December 10, 2023 at 10:00 p.m. EST
(Illustration by Shubhadeep Mukherjee for The Washington Post; J. Scott Applewhite/AP; Simon Dawson/Bloomberg News/Getty Images; mbell/Getty Images)
NEW DELHI — Since 2020, an opaque organization calling itself the Disinfo Lab has published lengthy dossiers and social media posts claiming to reveal the personal relationships and funding sources behind U.S.-based critics of Indian Prime Minister Narendra Modi.
The Disinfo Lab has combined fact-based research with unsubstantiated claims to paint U.S. government figures, researchers, humanitarian groups and Indian American rights activists as part of a conspiracy, purportedly led by global Islamic groups and billionaire George Soros, to undermine India.
In each instance, these allegations have gone viral on Indian social media after they were amplified by pro-Modi influencers, who at times used the group’s findings to validate their own positions. Its reports have been cited by Indian officials on television and presented on Capitol Hill. Despite its reach, the Disinfo Lab does not disclose its affiliation, describing itself on its website as a “separate legal entity” that seeks to offer “completely unbiased research.”
In reality, however, the Disinfo Lab was set up and is run by an Indian intelligence officer to research and discredit foreign critics of the Modi government, according to three people who worked in the organization or were familiar with its establishment. While claiming that it aimed to uncover anti-India disinformation, the Disinfo Lab itself is running a covert influence operation, they said.

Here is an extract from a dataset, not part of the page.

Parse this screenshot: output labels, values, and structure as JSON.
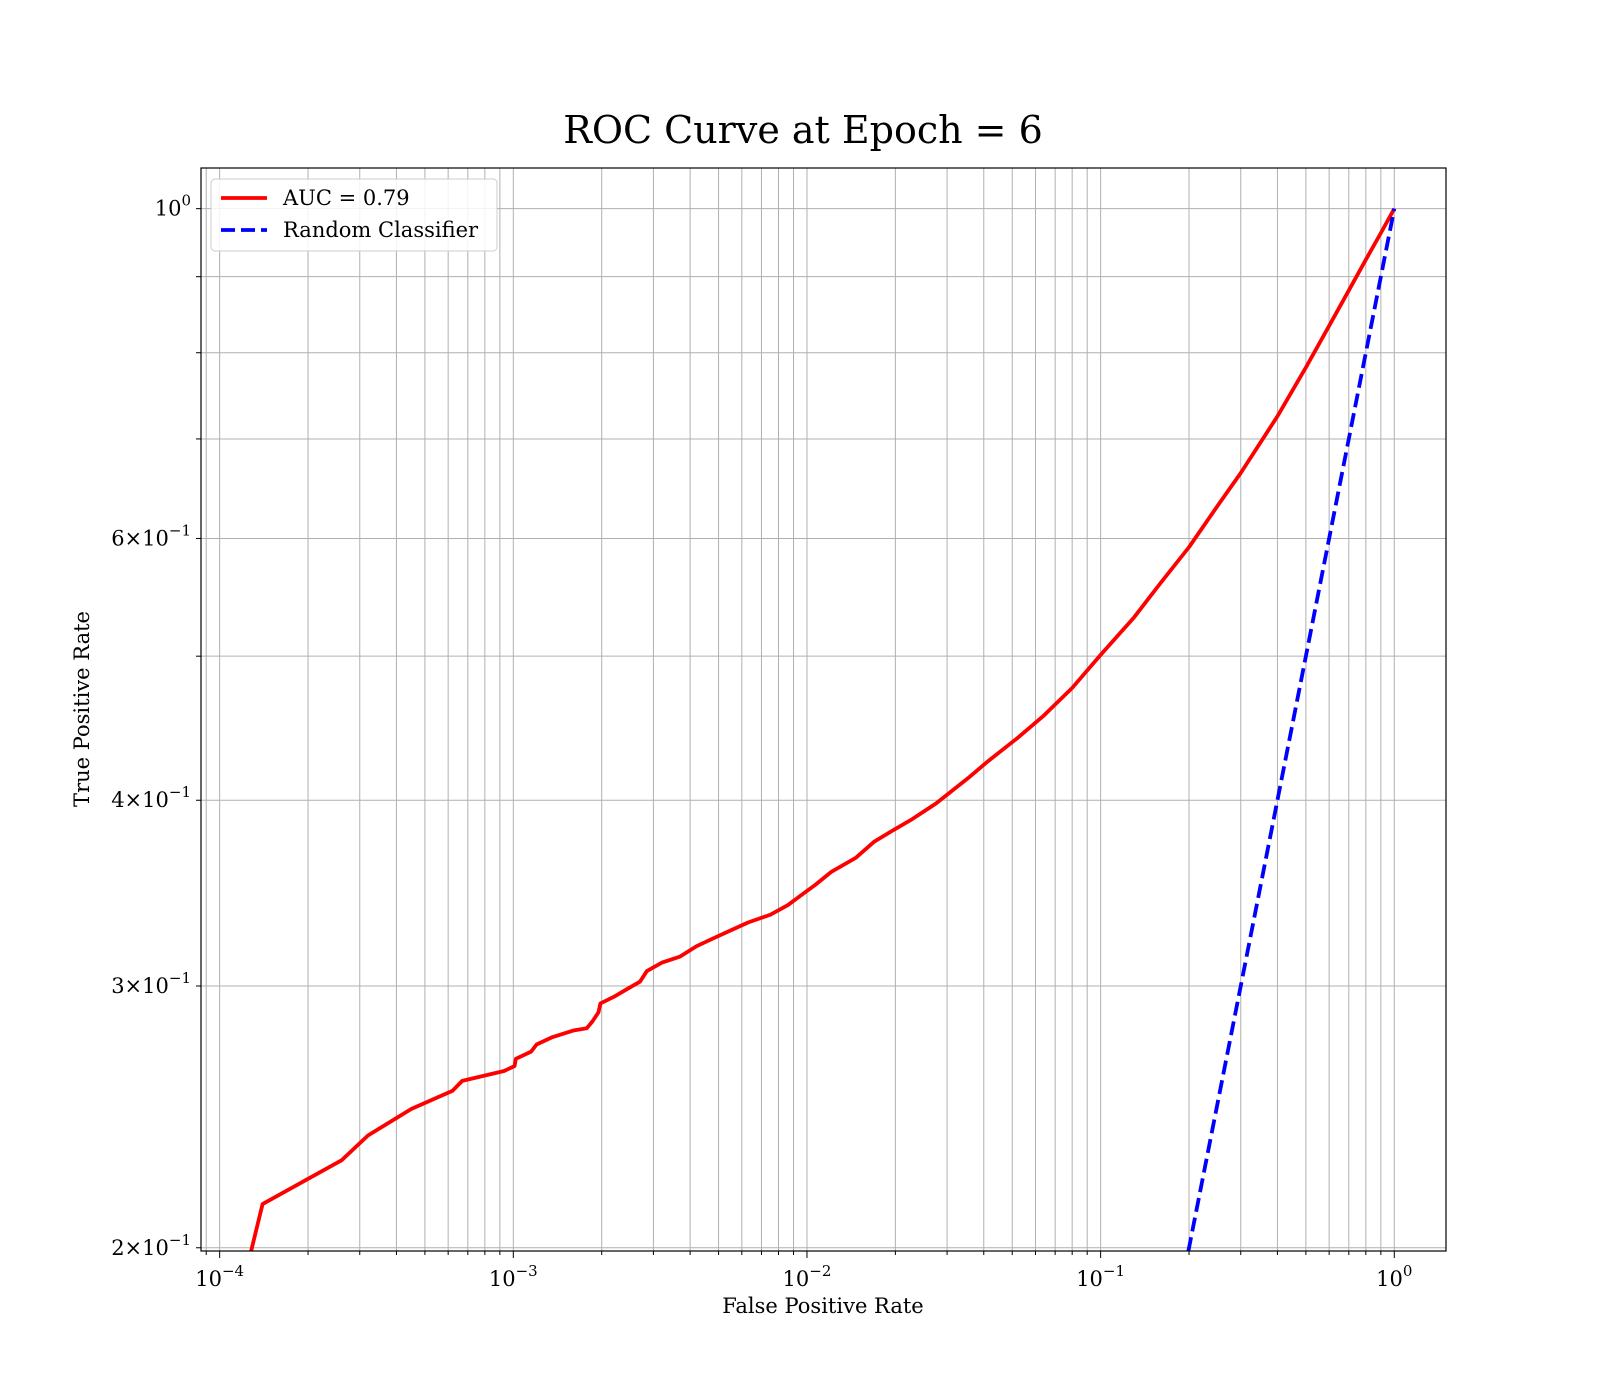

The organization’s material is among the most widely circulated by right-wing Indians and Hindu nationalists. Its reports gain global reach, partly because they are spread on social media by high-profile figures with large followings on X, previously known as Twitter, including current and former officials in Modi’s Bharatiya Janata Party, former intelligence and military brass, and a cabinet minister, according to a Washington Post analysis of nearly 100,000 reposts of Disinfo Lab content on X. While it is unclear how many of them, if any, are aware of the Disinfo Lab’s intelligence ties, these top retweeters give the Disinfo Lab a stamp of authority and, some of its targets say, boost its ability to intimidate individuals overseas.
The Disinfo Lab’s activities show how the online propaganda campaigns waged by the BJP and its allies have been expanding beyond their traditional, domestic aims of shoring up popular support and denigrating opposition parties — and now seek to influence attitudes far beyond India’s borders. Moreover, the organization’s ties to an Indian intelligence officer could blur the line traditionally observed by the country’s security apparatus between operations that serve the strategic interests of India and those that advance the political objectives of the ruling party, analysts said.

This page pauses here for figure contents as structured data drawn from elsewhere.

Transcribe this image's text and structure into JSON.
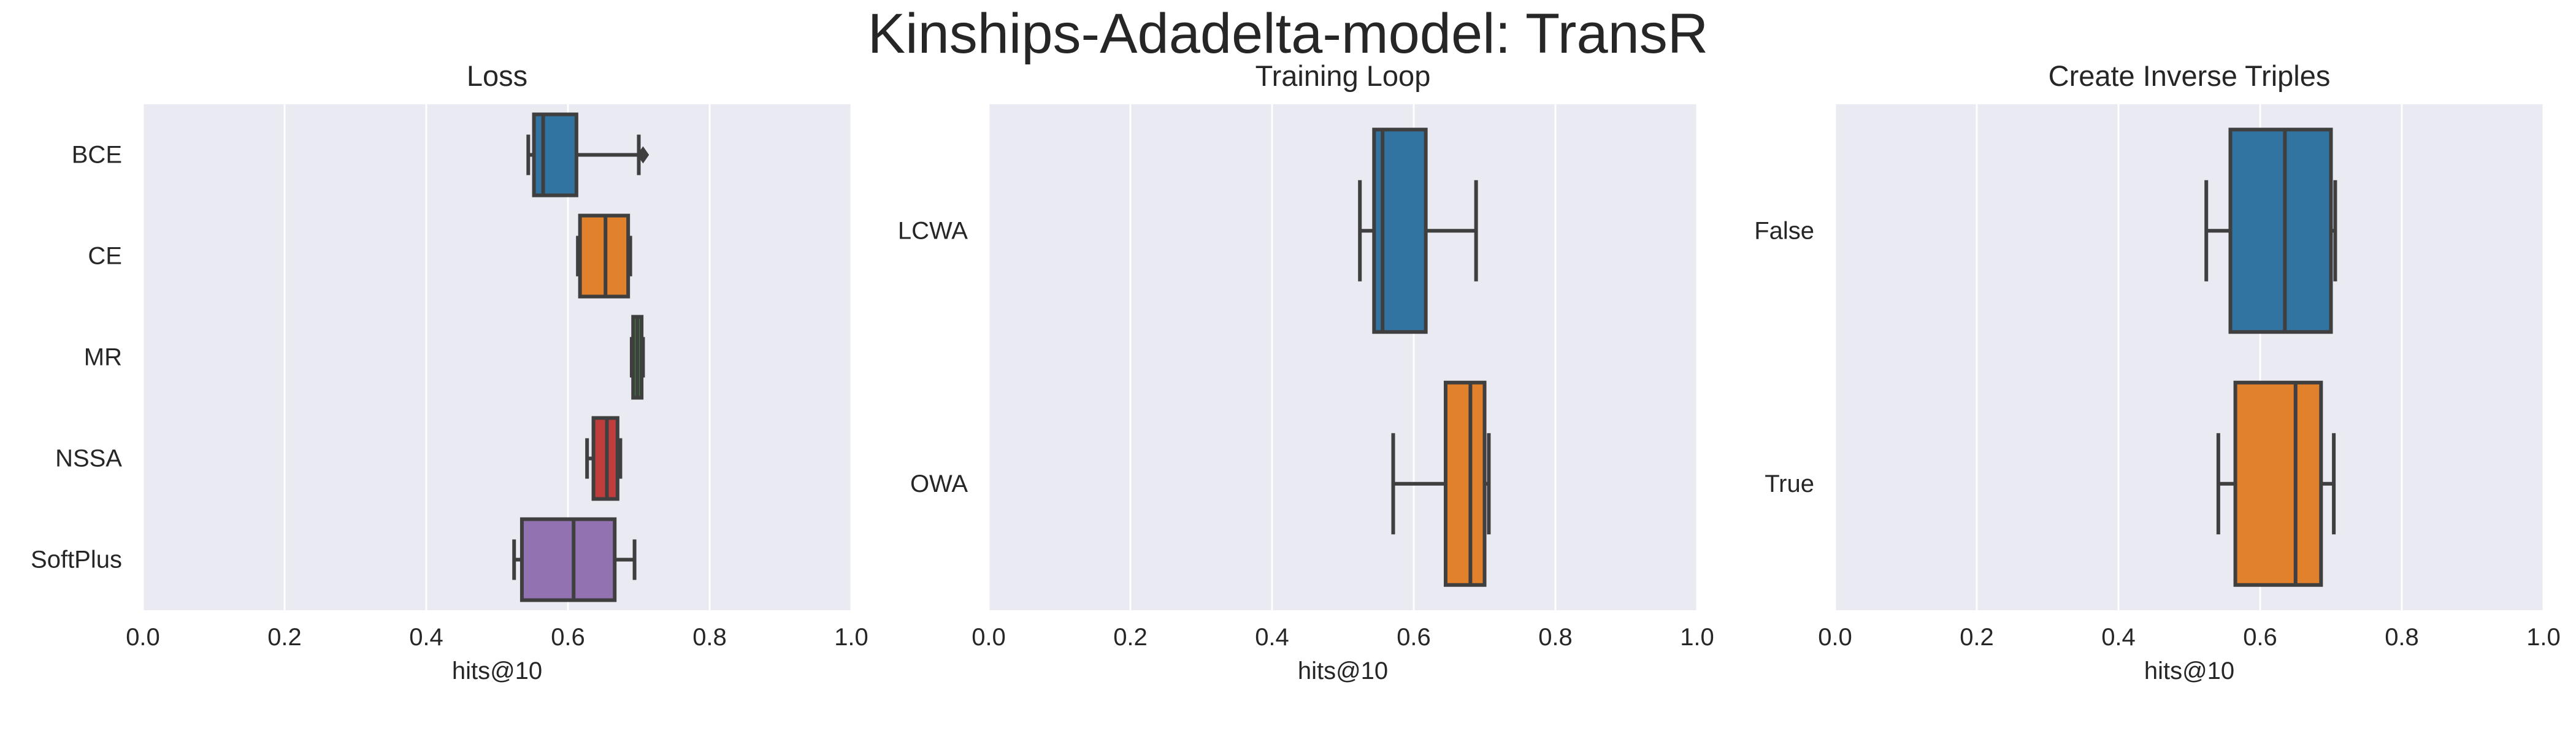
{
  "chart_data": {
    "suptitle": "Kinships-Adadelta-model: TransR",
    "charts": [
      {
        "type": "box",
        "orientation": "horizontal",
        "title": "Loss",
        "xlabel": "hits@10",
        "xlim": [
          0.0,
          1.0
        ],
        "xticks": [
          "0.0",
          "0.2",
          "0.4",
          "0.6",
          "0.8",
          "1.0"
        ],
        "grid": true,
        "categories": [
          "BCE",
          "CE",
          "MR",
          "NSSA",
          "SoftPlus"
        ],
        "boxes": [
          {
            "category": "BCE",
            "color": "#3274a1",
            "whisker_low": 0.544,
            "q1": 0.552,
            "median": 0.565,
            "q3": 0.612,
            "whisker_high": 0.7,
            "outliers": [
              0.706
            ]
          },
          {
            "category": "CE",
            "color": "#e1812c",
            "whisker_low": 0.614,
            "q1": 0.617,
            "median": 0.653,
            "q3": 0.685,
            "whisker_high": 0.688,
            "outliers": []
          },
          {
            "category": "MR",
            "color": "#3a923a",
            "whisker_low": 0.69,
            "q1": 0.692,
            "median": 0.698,
            "q3": 0.704,
            "whisker_high": 0.706,
            "outliers": []
          },
          {
            "category": "NSSA",
            "color": "#c03d3e",
            "whisker_low": 0.627,
            "q1": 0.636,
            "median": 0.655,
            "q3": 0.67,
            "whisker_high": 0.674,
            "outliers": []
          },
          {
            "category": "SoftPlus",
            "color": "#9372b2",
            "whisker_low": 0.524,
            "q1": 0.535,
            "median": 0.608,
            "q3": 0.666,
            "whisker_high": 0.694,
            "outliers": []
          }
        ]
      },
      {
        "type": "box",
        "orientation": "horizontal",
        "title": "Training Loop",
        "xlabel": "hits@10",
        "xlim": [
          0.0,
          1.0
        ],
        "xticks": [
          "0.0",
          "0.2",
          "0.4",
          "0.6",
          "0.8",
          "1.0"
        ],
        "grid": true,
        "categories": [
          "LCWA",
          "OWA"
        ],
        "boxes": [
          {
            "category": "LCWA",
            "color": "#3274a1",
            "whisker_low": 0.524,
            "q1": 0.544,
            "median": 0.556,
            "q3": 0.617,
            "whisker_high": 0.688,
            "outliers": []
          },
          {
            "category": "OWA",
            "color": "#e1812c",
            "whisker_low": 0.571,
            "q1": 0.645,
            "median": 0.68,
            "q3": 0.7,
            "whisker_high": 0.706,
            "outliers": []
          }
        ]
      },
      {
        "type": "box",
        "orientation": "horizontal",
        "title": "Create Inverse Triples",
        "xlabel": "hits@10",
        "xlim": [
          0.0,
          1.0
        ],
        "xticks": [
          "0.0",
          "0.2",
          "0.4",
          "0.6",
          "0.8",
          "1.0"
        ],
        "grid": true,
        "categories": [
          "False",
          "True"
        ],
        "boxes": [
          {
            "category": "False",
            "color": "#3274a1",
            "whisker_low": 0.524,
            "q1": 0.558,
            "median": 0.635,
            "q3": 0.7,
            "whisker_high": 0.706,
            "outliers": []
          },
          {
            "category": "True",
            "color": "#e1812c",
            "whisker_low": 0.541,
            "q1": 0.565,
            "median": 0.65,
            "q3": 0.686,
            "whisker_high": 0.704,
            "outliers": []
          }
        ]
      }
    ]
  }
}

Sumit Ganguly, an expert on Indian diplomacy and national security at Indiana University at Bloomington, said undermining foreign governments and their officials is “routine” work for intelligence agencies around the world. But if Indian intelligence is “besmirching American critics and civil society organizations, it would be crossing a line reminiscent of KGB tactics during the Cold War,” he said. “It would be part and parcel of the Modi government’s attitude toward dissent, whether at home or abroad.”

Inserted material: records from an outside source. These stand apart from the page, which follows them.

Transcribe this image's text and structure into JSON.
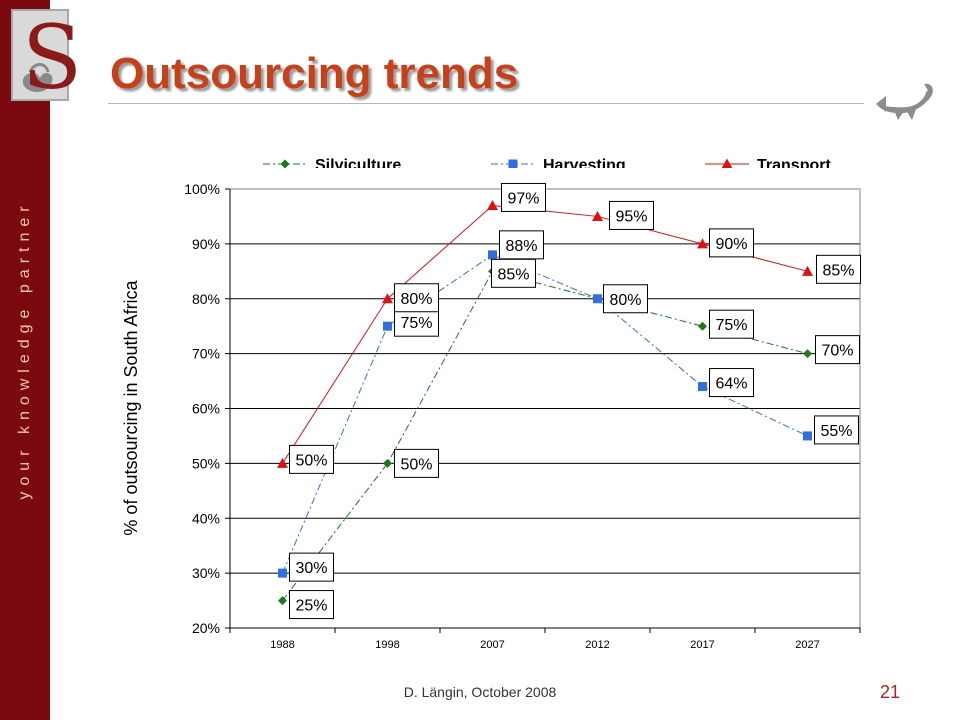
{
  "sidebar": {
    "tagline": "your knowledge partner"
  },
  "logo": {
    "letter": "S"
  },
  "slide": {
    "title": "Outsourcing trends"
  },
  "footer": {
    "text": "D. Längin, October 2008",
    "page_number": "21"
  },
  "colors": {
    "sidebar": "#7a0a10",
    "title": "#c8401a",
    "silviculture": "#1a7a1a",
    "harvesting": "#2f6fe0",
    "transport": "#e01010"
  },
  "chart_data": {
    "type": "line",
    "categories": [
      "1988",
      "1998",
      "2007",
      "2012",
      "2017",
      "2027"
    ],
    "ylabel": "% of outsourcing in South Africa",
    "xlabel": "",
    "ylim": [
      20,
      100
    ],
    "y_ticks": [
      "20%",
      "30%",
      "40%",
      "50%",
      "60%",
      "70%",
      "80%",
      "90%",
      "100%"
    ],
    "grid": "horizontal",
    "legend": "top",
    "series": [
      {
        "name": "Silviculture",
        "color": "#1a7a1a",
        "marker": "diamond",
        "dash": "dash-dot",
        "values": [
          25,
          50,
          85,
          80,
          75,
          70
        ],
        "labels": [
          "25%",
          "50%",
          "85%",
          "",
          "75%",
          "70%"
        ]
      },
      {
        "name": "Harvesting",
        "color": "#2f6fe0",
        "marker": "square",
        "dash": "dash-dot",
        "values": [
          30,
          75,
          88,
          80,
          64,
          55
        ],
        "labels": [
          "30%",
          "75%",
          "88%",
          "80%",
          "64%",
          "55%"
        ]
      },
      {
        "name": "Transport",
        "color": "#e01010",
        "marker": "triangle",
        "dash": "solid",
        "values": [
          50,
          80,
          97,
          95,
          90,
          85
        ],
        "labels": [
          "50%",
          "80%",
          "97%",
          "95%",
          "90%",
          "85%"
        ]
      }
    ]
  }
}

The Disinfo Lab, which at one point consisted of about a dozen private contractors working out of a four-story whitewashed building on a leafy street in New Delhi, was created in mid-2020 by Lt. Col. Dibya Satpathy, now 39, an intelligence officer who has worked to shape international perceptions of India, said the three people familiar with the operation. They spoke on the condition of anonymity to describe sensitive intelligence activities.
Satpathy was initially commissioned as an infantry officer and served in the army’s intelligence and public information units, said a person briefed on his military personnel record. That person and another source close to the military said Satpathy was later detailed to his current posting with India’s external intelligence agency, the Research and Analysis Wing (RAW). Over the years, Satpathy has introduced himself to Western journalists and commentators under fake identities — including his preferred alias, Shakti, meaning “power” in Hindi — and sought favorable coverage of India or critical coverage of its adversaries, Pakistan and China, according to five additional people who have had contact with Satpathy.